Rewind 2 years from now and the situation was not the same. I had just graduated and was feeling elated albeit in a different sense. I was finally free from studies. I had got redemption. The sense of being independent overpowered that of being student. The umbilical cord was sort of broken though IIT was still in my heart. A child had entered into a world totally different from what he had seen for the past 4 years at IIT. I was enthusiastic about the then job which was to come then. But little did I know at that point of time that there would be reversal in the feelings after few years.

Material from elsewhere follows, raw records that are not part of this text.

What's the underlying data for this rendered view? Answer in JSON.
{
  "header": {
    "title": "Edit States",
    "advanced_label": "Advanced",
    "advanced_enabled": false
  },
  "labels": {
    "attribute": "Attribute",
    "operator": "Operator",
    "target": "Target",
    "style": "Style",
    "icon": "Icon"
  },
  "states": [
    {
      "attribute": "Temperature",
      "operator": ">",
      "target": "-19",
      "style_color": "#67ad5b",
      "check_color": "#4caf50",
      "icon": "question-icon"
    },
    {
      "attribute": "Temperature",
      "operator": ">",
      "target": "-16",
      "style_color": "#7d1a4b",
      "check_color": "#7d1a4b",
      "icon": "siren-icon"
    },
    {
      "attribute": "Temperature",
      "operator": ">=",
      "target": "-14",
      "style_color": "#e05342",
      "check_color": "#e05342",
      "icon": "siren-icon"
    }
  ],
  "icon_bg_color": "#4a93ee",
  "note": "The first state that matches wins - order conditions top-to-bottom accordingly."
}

Come September 2007, I started valuing my student life. Perhaps not being a student anymore for a good time made me realises that how much I craved for student life. The value of a particular thing can only be realised when you don’t have that thing. I realised how life was much better in graduation days. IIT was like a pseudo world for us with students inside constituting the population sans the leaders. The equations, the theories that I used to hate once became my friends again. One is actually a lot more secured there than in job life. He/she can afford to commit mistakes and get away with it. It is not that I would deliberately want to commit mistakes but the fact that one feels so secured in the four walls of college. The sense of responsibility takes a back seat. These all made me all the more determined to crack the B-School tests and IIFT proved to be boon in the sense that it allowed me to feel that lost sensation of being a student again. A sensation, so valuable. A sensation as pure as driven snow.

While getting to IIFT has made me student again, it has also given me another chance to rectify the mistakes that I had made during my graduation at IIT. No more do the round the clock classes/ assignments drive me insane. I don’t fear them anymore. In fact I have started liking them. While I may crib at the hectic schedule but I do it for the heck of it. For I know the price of the substitute is very high, which in my case is job life. While I may not be able to remain student forever, I have still been able to keep the professional life at bay for another 2 years. The feeling of being a student is so overpowering that it has made me to write this article which I would not have done had I been the person few years back. I feel rejuvenated. I feel reborn again. I feel like playing the second innings.